O halde, şimdi şunları saptayalım:
* * *
BİR:16. Benedikt İslam’ı rencide edensözlerinden ötürü özür dilemez. Dileyemez.
Tersi kendi kendinin inkárı anlamına gelir ki, din paradigmasını baştan aşağıya yıkar.
İki: Vatikan önderi allem edip kallem edip, önce sözcüsü aracılığıyla; sonra da ayin sırasında bizzat kendisinin yaptığı gibi, "tevil" yöntemiyle "gönül almayı" seçecektir.
Üç: Zaten bir "geçiş dönemi papası" olan ve "gericilik"i su götürmeyen Bavyeralı kardinal kırdığı bu yeni potla, istavrozlu asayı eline aldığı günden beri kendisine getirilen "köşeli kafa" eleştirilerin haklı olduğunu tekrar kanıtlamıştır. Prestiji daha da darbe yemiştir.
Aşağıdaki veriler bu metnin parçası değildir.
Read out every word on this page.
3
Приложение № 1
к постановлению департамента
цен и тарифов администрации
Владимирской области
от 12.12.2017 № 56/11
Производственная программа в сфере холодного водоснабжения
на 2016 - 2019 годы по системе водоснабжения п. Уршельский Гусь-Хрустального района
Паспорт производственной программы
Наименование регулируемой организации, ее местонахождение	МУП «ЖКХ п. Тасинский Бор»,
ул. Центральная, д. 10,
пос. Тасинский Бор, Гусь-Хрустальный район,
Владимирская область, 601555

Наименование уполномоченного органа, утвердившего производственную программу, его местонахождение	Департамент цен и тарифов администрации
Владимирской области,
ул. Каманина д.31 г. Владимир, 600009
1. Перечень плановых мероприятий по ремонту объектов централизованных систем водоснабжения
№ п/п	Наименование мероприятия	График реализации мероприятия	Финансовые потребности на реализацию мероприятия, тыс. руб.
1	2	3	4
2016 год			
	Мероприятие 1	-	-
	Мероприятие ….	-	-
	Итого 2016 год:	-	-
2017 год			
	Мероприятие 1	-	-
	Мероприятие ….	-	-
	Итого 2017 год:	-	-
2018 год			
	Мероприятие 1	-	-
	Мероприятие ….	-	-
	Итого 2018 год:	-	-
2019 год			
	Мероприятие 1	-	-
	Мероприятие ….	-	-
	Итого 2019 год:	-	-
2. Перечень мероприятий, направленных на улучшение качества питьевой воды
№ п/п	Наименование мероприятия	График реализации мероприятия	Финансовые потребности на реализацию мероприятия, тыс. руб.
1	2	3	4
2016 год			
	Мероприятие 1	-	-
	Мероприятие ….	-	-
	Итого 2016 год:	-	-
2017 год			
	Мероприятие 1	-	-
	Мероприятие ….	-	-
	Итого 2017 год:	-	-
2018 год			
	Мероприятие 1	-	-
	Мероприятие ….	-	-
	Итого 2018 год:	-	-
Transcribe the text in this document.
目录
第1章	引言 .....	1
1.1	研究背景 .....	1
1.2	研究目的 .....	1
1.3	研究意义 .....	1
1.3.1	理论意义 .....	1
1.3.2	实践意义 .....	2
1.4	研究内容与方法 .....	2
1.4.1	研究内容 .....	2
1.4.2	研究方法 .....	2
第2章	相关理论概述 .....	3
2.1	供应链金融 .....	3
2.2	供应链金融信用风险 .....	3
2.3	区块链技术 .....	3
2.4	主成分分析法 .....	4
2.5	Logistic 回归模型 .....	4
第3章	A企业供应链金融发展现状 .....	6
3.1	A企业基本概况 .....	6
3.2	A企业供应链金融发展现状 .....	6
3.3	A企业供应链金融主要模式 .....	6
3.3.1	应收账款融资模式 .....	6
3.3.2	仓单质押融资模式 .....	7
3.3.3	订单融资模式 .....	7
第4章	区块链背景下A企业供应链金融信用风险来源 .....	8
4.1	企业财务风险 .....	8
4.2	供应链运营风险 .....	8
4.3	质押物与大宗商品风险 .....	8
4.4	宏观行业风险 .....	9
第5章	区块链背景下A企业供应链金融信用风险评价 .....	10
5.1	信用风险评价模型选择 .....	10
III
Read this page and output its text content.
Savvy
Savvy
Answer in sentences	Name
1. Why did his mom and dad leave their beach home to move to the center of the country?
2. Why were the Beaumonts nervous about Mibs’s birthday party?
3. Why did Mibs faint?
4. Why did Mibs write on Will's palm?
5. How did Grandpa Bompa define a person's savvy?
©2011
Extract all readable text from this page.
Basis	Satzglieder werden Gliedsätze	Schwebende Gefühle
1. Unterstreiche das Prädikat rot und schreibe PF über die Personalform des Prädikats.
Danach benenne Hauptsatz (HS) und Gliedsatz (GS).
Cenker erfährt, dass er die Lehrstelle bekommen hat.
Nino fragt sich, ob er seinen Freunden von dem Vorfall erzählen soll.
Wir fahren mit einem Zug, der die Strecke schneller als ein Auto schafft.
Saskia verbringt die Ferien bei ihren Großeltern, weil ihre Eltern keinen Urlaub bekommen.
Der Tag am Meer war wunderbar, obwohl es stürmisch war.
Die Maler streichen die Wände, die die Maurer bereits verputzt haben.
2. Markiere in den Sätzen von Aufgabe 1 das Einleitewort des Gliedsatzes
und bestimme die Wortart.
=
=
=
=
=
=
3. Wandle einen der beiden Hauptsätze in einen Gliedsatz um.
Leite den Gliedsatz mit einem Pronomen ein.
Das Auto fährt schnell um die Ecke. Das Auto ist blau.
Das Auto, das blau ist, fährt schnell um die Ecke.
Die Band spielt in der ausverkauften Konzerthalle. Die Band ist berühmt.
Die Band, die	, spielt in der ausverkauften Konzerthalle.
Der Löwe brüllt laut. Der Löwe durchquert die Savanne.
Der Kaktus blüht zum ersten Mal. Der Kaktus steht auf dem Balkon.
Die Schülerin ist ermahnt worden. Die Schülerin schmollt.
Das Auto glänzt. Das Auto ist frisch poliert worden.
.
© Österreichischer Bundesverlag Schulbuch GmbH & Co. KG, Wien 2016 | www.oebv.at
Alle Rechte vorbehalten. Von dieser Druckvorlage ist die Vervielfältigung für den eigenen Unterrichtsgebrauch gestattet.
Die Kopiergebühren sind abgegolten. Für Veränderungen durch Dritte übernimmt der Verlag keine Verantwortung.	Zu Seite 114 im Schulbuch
Dört: Ancak, tepkiler ne kadar haklı olursa olsun, en başta "ulemá"; yukarıdaki Katolik dogmaları iyi bilmesi gereken Müslüman "din otoriteleri"nin Papa’nın şu an içinde bulunduğu "çıkmaz"ı görmesi ve ona bir "açık kapı" bırakması son derece yararlı olacaktır.
Hangi iman aidiyetini taşırlarsa taşısınlar, "sürç-ü lisanlar" dahil, o "din otoriteleri" birbirlerinin dilini herkesten daha iyi anlarlarlar.
Beş: Böylesine soğukkanlı ve metin bir yaklaşım da hem "medeniyetler çatışması" iblisinin kol gezdiği şu meşûm günlerde İslam’la özdeşleşen "hoşgörüsüzlük" önyargısını kırmaya hizmet edecektir; hem de bir anlamda, turnusol kağıdı işlevi görecektir.
Ve altı; şu "mutlak yanılmazlık" dogması şimdi dünkünden de daha "a-z" mutlaktır.